Notre démarche, s’appuyant sur un aspect de la configuration sociale, confirme la capacité d’engendrement de contraintes et de détournement des aspirations émancipatrices. La réflexion sur les pistes alternatives n’est pas nouvelle. Mais pour nous situer dans la continuité des analyses précédentes, c’est la question suivante que nous voulons expliciter : qu’est-ce que la reconfiguration opérée par le néolibéralisme oblige à repenser dans notre approche de la formation professionnelle continue ? Sur la base de quelles ruptures et de quels principes la concevoir ?
Trois pré-recquis pourraient être suggérés : un droit effectif d’accès à la formation continue pour toutes et tous implique qu’il soit dégagé des contraintes financières, salariales et politiquesIl s’agit donc d’une triple rupture : rupture à l’égard du marché par la création d’un espace non-marchand, dépassement des rapports salariaux par l’affirmation d’un espace non soumis au pouvoir patronal, affirmation d’une approche démocratique s’opposant à la gouvernance politique par l’imagination de nouvelles formes sociales de gestion démocratique dans ce domaine qui concerne l’individu et ses choix sociaux.

Car si, comme nous le pensons, la formation professionnelle continue est un terrain de lutte et un enjeu social et institutionnel, la question centrale qui se pose est celle de la place que peuvent prendre salariés, demandeurs d’emploi et citoyens en faveur d’une culture émancipatrice ouverte à toutes et tous. Aux modèles dominants il s’agit d’opposer et de faire connaître et reconnaître ceux qui, dans l’histoire sociale ancienne et plus récente, ont relayé les attentes et la volonté de changement et d’émancipation pour étendre l’horizon de la formation bien au delà du simple entretien et perfectionnement de la force de travail. Qu’il soit permis de rappeler les promesses (pas toujours tenues) de l’éducation populaire, les espoirs (déçus ou parfois ambivalents) de l’éducation permanente, le projet (difficile à réaliser) d’un grand service public et laïc de la formation initiale et continue, ou encore la prise en main (partielle sinon balbutiante) d’institutions dédiées à la formation et démocratiquement gérées par les salariés eux mêmes. Chacune à leur façon, ces tentatives concourent à un même objectif : celui d’un élargissement raisonné des possibles et de réfléchir en terme de perspective à ce que pourrait recouvrir l’institution d’un « commun » (Dardot et Laval 2014) de la formation.
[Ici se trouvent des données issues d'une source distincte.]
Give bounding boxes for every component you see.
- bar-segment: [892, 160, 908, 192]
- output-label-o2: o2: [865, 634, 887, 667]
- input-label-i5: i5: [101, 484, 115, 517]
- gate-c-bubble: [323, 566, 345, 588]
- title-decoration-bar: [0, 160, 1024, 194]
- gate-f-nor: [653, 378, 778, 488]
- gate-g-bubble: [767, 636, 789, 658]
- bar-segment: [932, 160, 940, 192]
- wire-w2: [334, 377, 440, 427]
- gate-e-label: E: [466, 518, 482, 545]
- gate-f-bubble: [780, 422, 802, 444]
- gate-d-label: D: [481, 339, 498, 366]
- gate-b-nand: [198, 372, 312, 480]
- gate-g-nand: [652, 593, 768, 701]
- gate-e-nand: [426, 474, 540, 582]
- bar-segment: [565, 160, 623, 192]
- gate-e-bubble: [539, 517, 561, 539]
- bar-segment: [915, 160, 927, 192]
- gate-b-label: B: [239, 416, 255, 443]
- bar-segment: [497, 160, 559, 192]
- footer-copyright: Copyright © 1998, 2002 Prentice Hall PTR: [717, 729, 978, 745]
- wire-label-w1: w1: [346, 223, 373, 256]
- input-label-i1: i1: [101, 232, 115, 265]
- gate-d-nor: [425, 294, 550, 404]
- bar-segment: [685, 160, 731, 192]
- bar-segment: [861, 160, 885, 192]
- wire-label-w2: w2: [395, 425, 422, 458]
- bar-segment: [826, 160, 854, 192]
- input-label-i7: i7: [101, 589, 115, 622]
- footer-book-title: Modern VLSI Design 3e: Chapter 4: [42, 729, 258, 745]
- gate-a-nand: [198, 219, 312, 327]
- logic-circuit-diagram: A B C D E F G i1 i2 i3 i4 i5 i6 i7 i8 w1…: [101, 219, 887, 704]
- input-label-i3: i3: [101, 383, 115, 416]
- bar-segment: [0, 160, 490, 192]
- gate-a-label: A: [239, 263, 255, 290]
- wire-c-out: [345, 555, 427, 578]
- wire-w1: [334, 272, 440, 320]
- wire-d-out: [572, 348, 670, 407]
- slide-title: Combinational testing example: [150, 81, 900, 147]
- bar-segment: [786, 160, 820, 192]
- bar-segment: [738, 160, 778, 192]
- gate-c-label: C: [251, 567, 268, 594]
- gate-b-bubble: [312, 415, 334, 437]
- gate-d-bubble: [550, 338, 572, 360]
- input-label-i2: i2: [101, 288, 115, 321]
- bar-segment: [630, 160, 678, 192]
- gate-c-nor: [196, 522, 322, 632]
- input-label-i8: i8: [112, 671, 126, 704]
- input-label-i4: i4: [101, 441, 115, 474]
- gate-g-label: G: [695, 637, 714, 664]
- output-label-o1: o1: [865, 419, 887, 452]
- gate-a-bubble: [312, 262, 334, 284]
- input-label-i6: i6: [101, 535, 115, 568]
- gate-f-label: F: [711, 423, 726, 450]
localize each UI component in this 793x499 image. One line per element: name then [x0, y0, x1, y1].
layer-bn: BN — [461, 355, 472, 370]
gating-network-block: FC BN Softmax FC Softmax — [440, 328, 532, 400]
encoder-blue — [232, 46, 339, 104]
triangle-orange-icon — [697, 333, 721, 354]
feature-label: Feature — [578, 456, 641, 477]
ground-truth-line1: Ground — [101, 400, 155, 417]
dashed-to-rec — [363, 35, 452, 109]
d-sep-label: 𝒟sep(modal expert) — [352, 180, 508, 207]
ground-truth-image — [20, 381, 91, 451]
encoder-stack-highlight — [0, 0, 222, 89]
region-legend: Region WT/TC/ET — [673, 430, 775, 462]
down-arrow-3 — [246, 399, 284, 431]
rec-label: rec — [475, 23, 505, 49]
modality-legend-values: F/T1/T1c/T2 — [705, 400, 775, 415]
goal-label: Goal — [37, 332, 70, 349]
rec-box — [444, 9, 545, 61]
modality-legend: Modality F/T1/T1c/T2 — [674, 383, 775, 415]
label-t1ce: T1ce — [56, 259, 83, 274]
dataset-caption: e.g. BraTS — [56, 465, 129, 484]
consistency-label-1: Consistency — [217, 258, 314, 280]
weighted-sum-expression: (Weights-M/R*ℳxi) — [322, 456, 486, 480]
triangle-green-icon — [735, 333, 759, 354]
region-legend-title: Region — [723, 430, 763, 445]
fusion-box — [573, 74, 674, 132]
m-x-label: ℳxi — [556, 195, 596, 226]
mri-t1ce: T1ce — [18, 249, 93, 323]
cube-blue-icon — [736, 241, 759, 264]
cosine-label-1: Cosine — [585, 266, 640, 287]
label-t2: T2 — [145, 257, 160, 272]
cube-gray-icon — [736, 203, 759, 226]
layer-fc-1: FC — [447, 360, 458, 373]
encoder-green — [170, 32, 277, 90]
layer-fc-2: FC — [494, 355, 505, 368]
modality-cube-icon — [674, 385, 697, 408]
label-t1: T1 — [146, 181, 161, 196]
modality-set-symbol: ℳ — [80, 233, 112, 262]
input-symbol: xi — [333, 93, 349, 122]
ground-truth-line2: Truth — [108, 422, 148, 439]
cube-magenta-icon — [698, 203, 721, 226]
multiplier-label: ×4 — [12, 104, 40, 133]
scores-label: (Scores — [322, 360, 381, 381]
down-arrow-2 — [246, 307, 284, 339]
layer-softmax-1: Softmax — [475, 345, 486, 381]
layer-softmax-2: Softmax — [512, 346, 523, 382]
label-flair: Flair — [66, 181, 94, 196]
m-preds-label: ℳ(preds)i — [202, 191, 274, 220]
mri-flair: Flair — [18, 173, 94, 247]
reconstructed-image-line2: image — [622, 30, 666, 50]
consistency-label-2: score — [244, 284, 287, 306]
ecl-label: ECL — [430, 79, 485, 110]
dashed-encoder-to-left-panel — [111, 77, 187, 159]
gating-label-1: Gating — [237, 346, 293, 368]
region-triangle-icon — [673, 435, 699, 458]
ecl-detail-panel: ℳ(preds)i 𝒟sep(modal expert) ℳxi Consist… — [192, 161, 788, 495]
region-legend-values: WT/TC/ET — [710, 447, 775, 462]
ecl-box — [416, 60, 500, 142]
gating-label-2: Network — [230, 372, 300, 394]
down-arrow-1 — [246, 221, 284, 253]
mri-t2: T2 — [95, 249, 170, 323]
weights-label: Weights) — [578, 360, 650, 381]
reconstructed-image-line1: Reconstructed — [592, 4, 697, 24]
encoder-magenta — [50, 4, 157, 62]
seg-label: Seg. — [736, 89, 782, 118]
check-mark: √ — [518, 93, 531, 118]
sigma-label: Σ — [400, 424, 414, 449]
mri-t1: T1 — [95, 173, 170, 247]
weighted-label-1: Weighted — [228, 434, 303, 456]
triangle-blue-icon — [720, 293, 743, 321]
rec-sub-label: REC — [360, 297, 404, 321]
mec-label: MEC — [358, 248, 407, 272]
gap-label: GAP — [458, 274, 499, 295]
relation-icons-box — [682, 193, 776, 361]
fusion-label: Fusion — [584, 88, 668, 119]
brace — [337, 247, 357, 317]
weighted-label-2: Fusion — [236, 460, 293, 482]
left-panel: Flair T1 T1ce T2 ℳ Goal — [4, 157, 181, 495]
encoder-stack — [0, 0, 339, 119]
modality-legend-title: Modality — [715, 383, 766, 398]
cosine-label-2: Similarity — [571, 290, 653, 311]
Il s’agirait alors de mettre l’accent sur l’action possible de mise en commun qui mobilise des réflexions et des pratiques sociales pour délibérer et décider ensemble de ce qu’il convient d’apprendre et de l’usage pluriel qui peut en être fait. Ce qui ne saurait être détaché du mouvement social qui peut les faire advenir. Comment en somme dégager un espace émancipateur, au sein du travail comme à travers la formation continue. De quelles propositions et de quelles initiatives les organisations de salariés peuvent-elles être porteuses ? Comment le salariat et la population dans son ensemble et sa diversité – y compris dans sa composante des privés d’emploi – peuvent-ils collectivement reprendre la main en matière de formation ? L’enjeu ainsi formulé relève de la capacité des salariés et salariées, des citoyens et citoyennes, des structures sociales dont ils se dotent, à s’approprier et à se construire des modalités et des contenus de formation qui relèvent non plus de l’entretien de l’employabilité asservie à l’économie mais d’une « logique du commun » ouverte à l’ensemble de la société et des savoirs.